Borderline fits. Not necessarily in the medical sense of BPD but in terms of where I am in my life. I am on the border of true independence having spent the last few months living at Uni and then having the crushing disappointment of returning home. This has left me as still a medical student but at the same time not. I am stuck in this hole that is 9 months deep waiting for the new academic year to begin and to start afresh. I had thought that maybe this time would be best suited to procreating because as a future junior doctor (touch wood) I won’t have the time for my own family for at least 10 years. Bit of a stupid idea really, but it entertained me over the Christmas holidays as I spent family gatherings talking about how great Uni was going. I have realised that very few people are genuinely interested in honest answers to questions of “How are you?” and “How are you getting on at University?” especially over festive meet-ups.
This borderline existence has left me in a bit of a tight spot. Only five months ago people were waving me off as I flew the nest. I don’t think I can face the awkward questions that will come when they’ve realised that I have boomeranged right back again. Because of this I have stayed put and effectively resorted to a state of hibernation. Perhaps if nobody realises I’m back, I can pretend that this year never happened. If I am going to be honest with myself I am not hiding from other people but trying to delay accepting that I royally screwed up; and not for the first time. It is now that I am fully able to appreciate all those 12-hour shifts that I worked at the nursing home to pour money into my savings as I am now relying on those funds. At some point, I am going to have to buck up my ideas and find a job but today I am just going to hit the snooze button and bury my head in the pillow for a little longer.

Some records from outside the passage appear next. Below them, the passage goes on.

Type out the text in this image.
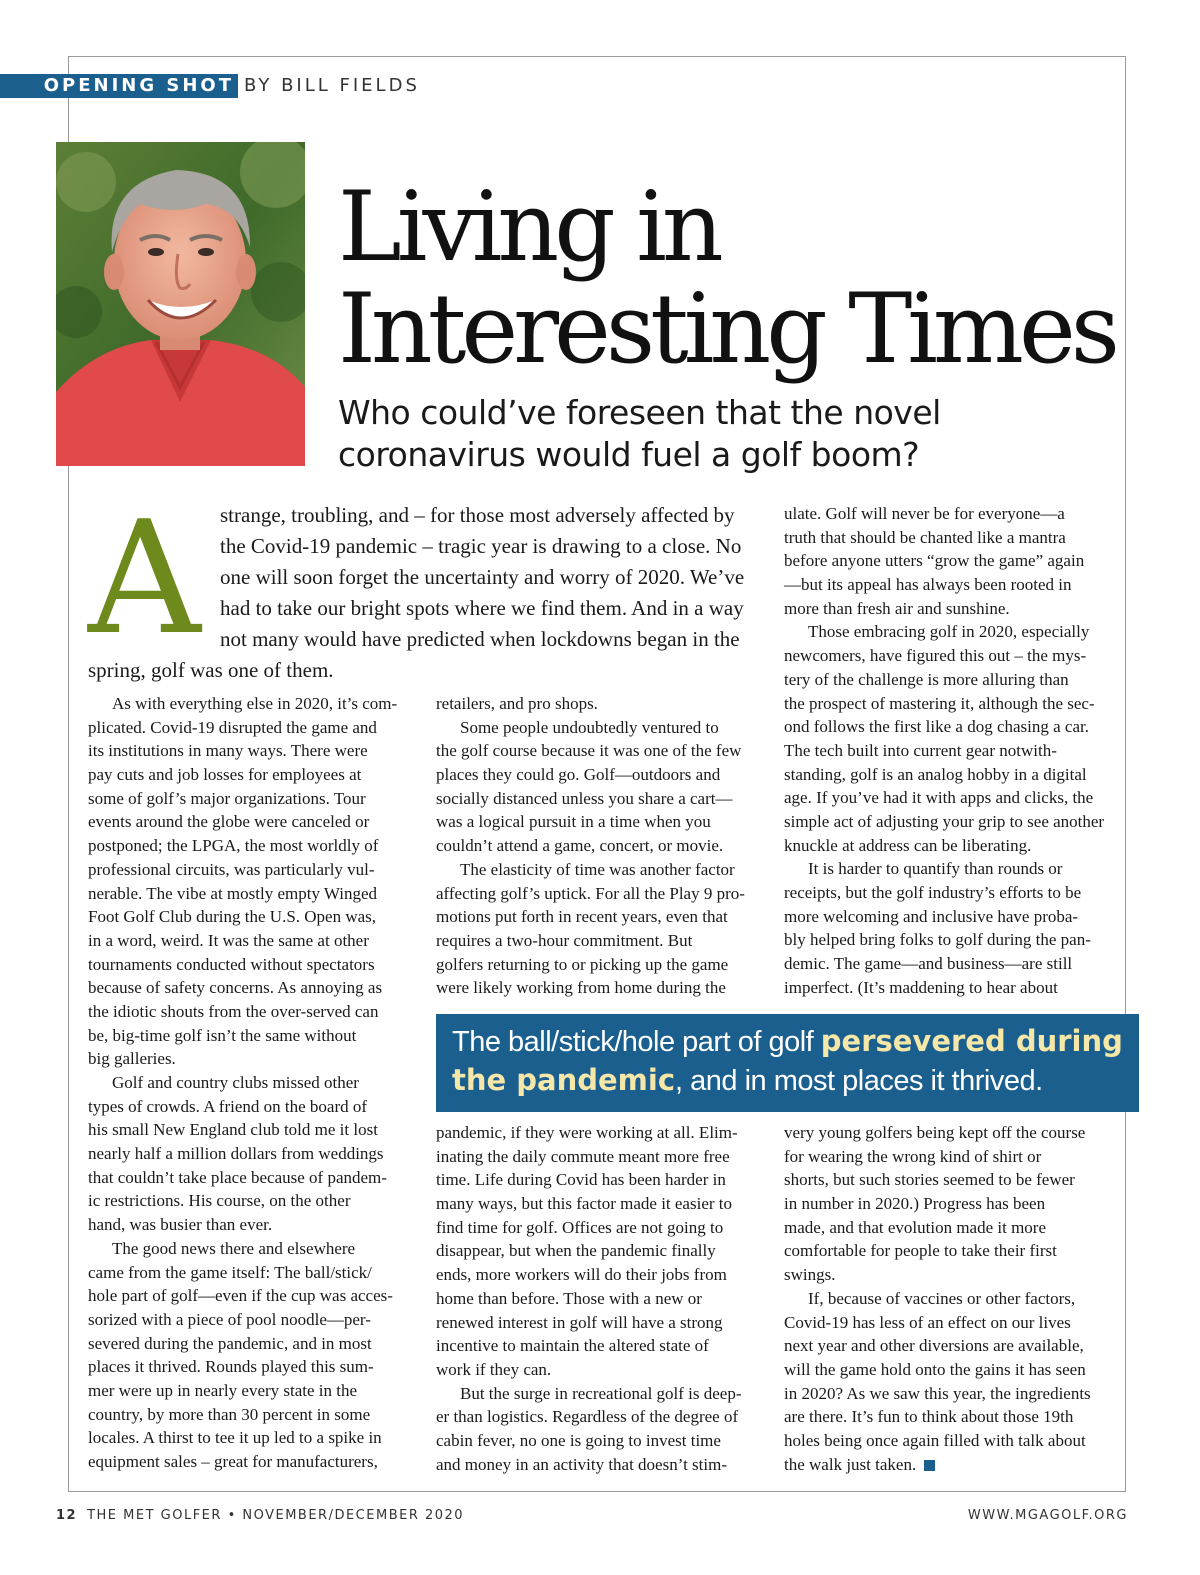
OPENING SHOT BY BILL FIELDS
Living in
Interesting Times
Who could’ve foreseen that the novel
coronavirus would fuel a golf boom?
A strange, troubling, and – for those most adversely affected by
the Covid-19 pandemic – tragic year is drawing to a close. No
one will soon forget the uncertainty and worry of 2020. We’ve
had to take our bright spots where we find them. And in a way
not many would have predicted when lockdowns began in the
spring, golf was one of them.
As with everything else in 2020, it’s com-
plicated. Covid-19 disrupted the game and
its institutions in many ways. There were
pay cuts and job losses for employees at
some of golf’s major organizations. Tour
events around the globe were canceled or
postponed; the LPGA, the most worldly of
professional circuits, was particularly vul-
nerable. The vibe at mostly empty Winged
Foot Golf Club during the U.S. Open was,
in a word, weird. It was the same at other
tournaments conducted without spectators
because of safety concerns. As annoying as
the idiotic shouts from the over-served can
be, big-time golf isn’t the same without
big galleries.
Golf and country clubs missed other
types of crowds. A friend on the board of
his small New England club told me it lost
nearly half a million dollars from weddings
that couldn’t take place because of pandem-
ic restrictions. His course, on the other
hand, was busier than ever.
The good news there and elsewhere
came from the game itself: The ball/stick/
hole part of golf—even if the cup was acces-
sorized with a piece of pool noodle—per-
severed during the pandemic, and in most
places it thrived. Rounds played this sum-
mer were up in nearly every state in the
country, by more than 30 percent in some
locales. A thirst to tee it up led to a spike in
equipment sales – great for manufacturers,
retailers, and pro shops.
Some people undoubtedly ventured to
the golf course because it was one of the few
places they could go. Golf—outdoors and
socially distanced unless you share a cart—
was a logical pursuit in a time when you
couldn’t attend a game, concert, or movie.
The elasticity of time was another factor
affecting golf’s uptick. For all the Play 9 pro-
motions put forth in recent years, even that
requires a two-hour commitment. But
golfers returning to or picking up the game
were likely working from home during the
ulate. Golf will never be for everyone—a
truth that should be chanted like a mantra
before anyone utters “grow the game” again
—but its appeal has always been rooted in
more than fresh air and sunshine.
Those embracing golf in 2020, especially
newcomers, have figured this out – the mys-
tery of the challenge is more alluring than
the prospect of mastering it, although the sec-
ond follows the first like a dog chasing a car.
The tech built into current gear notwith-
standing, golf is an analog hobby in a digital
age. If you’ve had it with apps and clicks, the
simple act of adjusting your grip to see another
knuckle at address can be liberating.
It is harder to quantify than rounds or
receipts, but the golf industry’s efforts to be
more welcoming and inclusive have proba-
bly helped bring folks to golf during the pan-
demic. The game—and business—are still
imperfect. (It’s maddening to hear about
The ball/stick/hole part of golf persevered during
the pandemic, and in most places it thrived.
pandemic, if they were working at all. Elim-
inating the daily commute meant more free
time. Life during Covid has been harder in
many ways, but this factor made it easier to
find time for golf. Offices are not going to
disappear, but when the pandemic finally
ends, more workers will do their jobs from
home than before. Those with a new or
renewed interest in golf will have a strong
incentive to maintain the altered state of
work if they can.
But the surge in recreational golf is deep-
er than logistics. Regardless of the degree of
cabin fever, no one is going to invest time
and money in an activity that doesn’t stim-
very young golfers being kept off the course
for wearing the wrong kind of shirt or
shorts, but such stories seemed to be fewer
in number in 2020.) Progress has been
made, and that evolution made it more
comfortable for people to take their first
swings.
If, because of vaccines or other factors,
Covid-19 has less of an effect on our lives
next year and other diversions are available,
will the game hold onto the gains it has seen
in 2020? As we saw this year, the ingredients
are there. It’s fun to think about those 19th
holes being once again filled with talk about
the walk just taken.
12 THE MET GOLFER • NOVEMBER/DECEMBER 2020	WWW.MGAGOLF.ORG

In all fairness, I am stuck as I’m on the waiting list for treatment. As much as I love the NHS and everything it stands for it infuriates me when it only seems able to deal with physical illness. It is coming up to 12 weeks since I was referred to see a psychologist to start an unspecified form of therapy and I have still heard nothing. I understand that 12 weeks isn’t a horrendous wait for an in-demand service yet I feel as if given the circumstances of my referral there should have been a bit more urgency. When I presented at A&E hallucinating and seizing after a potentially fatal overdose, the staff where great; I am still alive! Their intervention was timely and compassionate and whether I needed treatment was not questioned. Since returning home, I have had to fight to get referred for therapy and am under the impression that I am just a financial burden to the local psychiatric services. I don’t know if this is something that others struggle with too, but it took a lot to admit to myself that I required support and even more to ask for it. I can’t help but feel that my struggles have been invalidated. If anything, this whole situation has made want to retreat further away from the mental health services, into my bed, under my duvet and hope that the mattress will swallow me whole.